There were sizable shifts in the work performed by Broadway electricians in the 1970s with the shift to computer control technologies and again in the 1990s for stagehands with the shift to scenic automation.
While there will always be boxes to schlep and flats to hang, Broadway’s stages increasingly require specialists trained in new technologies who are open to continued education when even newer technologies arise.
Of course, we’ve yet to see the biggest change. Post-pandemic Broadway will be a different place for its workers. Many left the city or the profession, unable to withstand the financial hit of the one-and-a-half year shutdown, and those who do return will do with changed perspectives and priorities.
No one can predict what’s next, but it will be interesting to watch.
Q: What do you hope readers take away from your book?
A: First, I hope readers gain insight into the complexity of theatrical production and respect for the passion and skill backstage technicians bring to their work.
But I also hope they gain a respect for the unions that support backstage technicians. The strength and influence of New York’s theatrical unions is a bit of an anomaly in today’s labor economy, and the industry is better for it.

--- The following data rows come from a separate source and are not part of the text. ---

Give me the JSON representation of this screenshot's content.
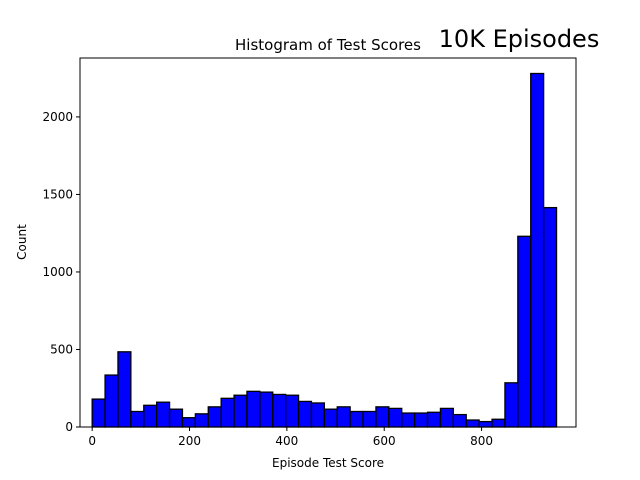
{
  "chart_data": {
    "type": "bar",
    "title": "Histogram of Test Scores",
    "annotation": "10K Episodes",
    "xlabel": "Episode Test Score",
    "ylabel": "Count",
    "xlim": [
      -25,
      994
    ],
    "ylim": [
      0,
      2380
    ],
    "x_ticks": [
      0,
      200,
      400,
      600,
      800
    ],
    "y_ticks": [
      0,
      500,
      1000,
      1500,
      2000
    ],
    "bin_edges": [
      0,
      26.5,
      53,
      79.5,
      106,
      132.5,
      159,
      185.5,
      212,
      238.5,
      265,
      291.5,
      318,
      344.5,
      371,
      397.5,
      424,
      450.5,
      477,
      503.5,
      530,
      556.5,
      583,
      609.5,
      636,
      662.5,
      689,
      715.5,
      742,
      768.5,
      795,
      821.5,
      848,
      874.5,
      901,
      927.5,
      954
    ],
    "values": [
      180,
      335,
      485,
      100,
      140,
      160,
      115,
      60,
      85,
      130,
      185,
      205,
      230,
      225,
      210,
      205,
      165,
      155,
      115,
      130,
      100,
      100,
      130,
      120,
      90,
      90,
      95,
      120,
      80,
      45,
      35,
      50,
      285,
      1230,
      2280,
      1415
    ],
    "color": "#0000ff",
    "edge_color": "#000000",
    "grid": false
  }
}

IATSE (International Alliance of Theatrical Stage Employees) connects today’s workers to those of past generations, giving them an occupational history and, quite honestly, a level of respect not experienced by workers in many other industries.

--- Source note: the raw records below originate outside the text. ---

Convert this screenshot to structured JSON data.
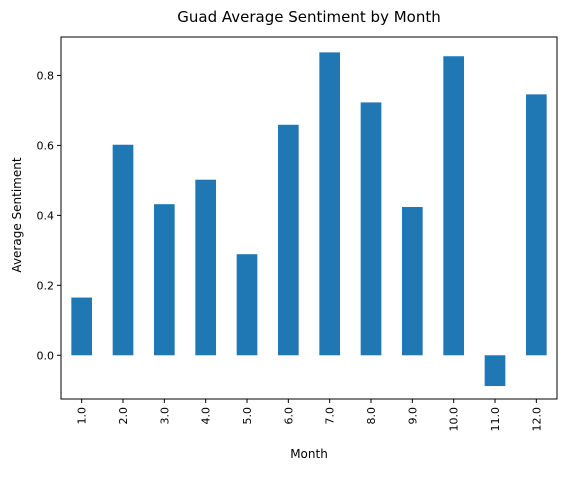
{
  "chart_data": {
    "type": "bar",
    "title": "Guad Average Sentiment by Month",
    "xlabel": "Month",
    "ylabel": "Average Sentiment",
    "categories": [
      "1.0",
      "2.0",
      "3.0",
      "4.0",
      "5.0",
      "6.0",
      "7.0",
      "8.0",
      "9.0",
      "10.0",
      "11.0",
      "12.0"
    ],
    "values": [
      0.165,
      0.602,
      0.432,
      0.502,
      0.289,
      0.659,
      0.866,
      0.723,
      0.424,
      0.855,
      -0.088,
      0.746
    ],
    "ylim": [
      -0.125,
      0.91
    ],
    "yticks": [
      0.0,
      0.2,
      0.4,
      0.6,
      0.8
    ],
    "ytick_labels": [
      "0.0",
      "0.2",
      "0.4",
      "0.6",
      "0.8"
    ],
    "bar_color": "#1f77b4",
    "grid": false,
    "legend": "none"
  }
}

While New York’s technicians were eager to share stories with me, the technicians I queried in so-called right-to-work states were much more hesitant, mostly likely because they lacked the same worker protections and could face retribution talking to someone about their labor conditions.
I work at Vanderbilt University and live in Nashville, another city with a thriving entertainment industry, but local producing organizations were unwilling to connect me to their employees. Ironically, the credentials that got me through so many stage doors on Broadway failed me in my own backyard.
Q: What are you working on now?
A: I am returning to some interviews I conducted early in my research with scenic and costume shop personnel: carpenters, scenic artists, properties artisans, costume stitchers, drapers, milliners, and other craft workers.
They work in a variety of far-flung locations and might never see the impact of their artistry on the stage; the satisfaction they gain from their work is distinct from those technicians who work in performance venues, and I am particularly interested in documenting shop culture.
I’ve also been visiting some of the immersive Van Gogh exhibits popping up around the U.S. because they’ve put theatre technicians back to work during the pandemic shutdown.
Art critics have made their disdain known for viewing Van Gogh through a spectacle of lighting projections on large-scale screens, but I’m more interested in recognizing and, frankly, celebrating the craft behind creating this type of immersive performance at a time when people are unable to travel and see a Van Gogh in Paris, Amsterdam, or London.
Q: Anything else we should know?
A: Go see a Broadway show! Or a concert. Or an immersive exhibit. Or a painting in a museum. Live cultural events are the life blood of our cities, and I worry that we’ve fallen out of practice being together in civic, public spaces. So many people work in the live performance sector, and their skills make these events possible.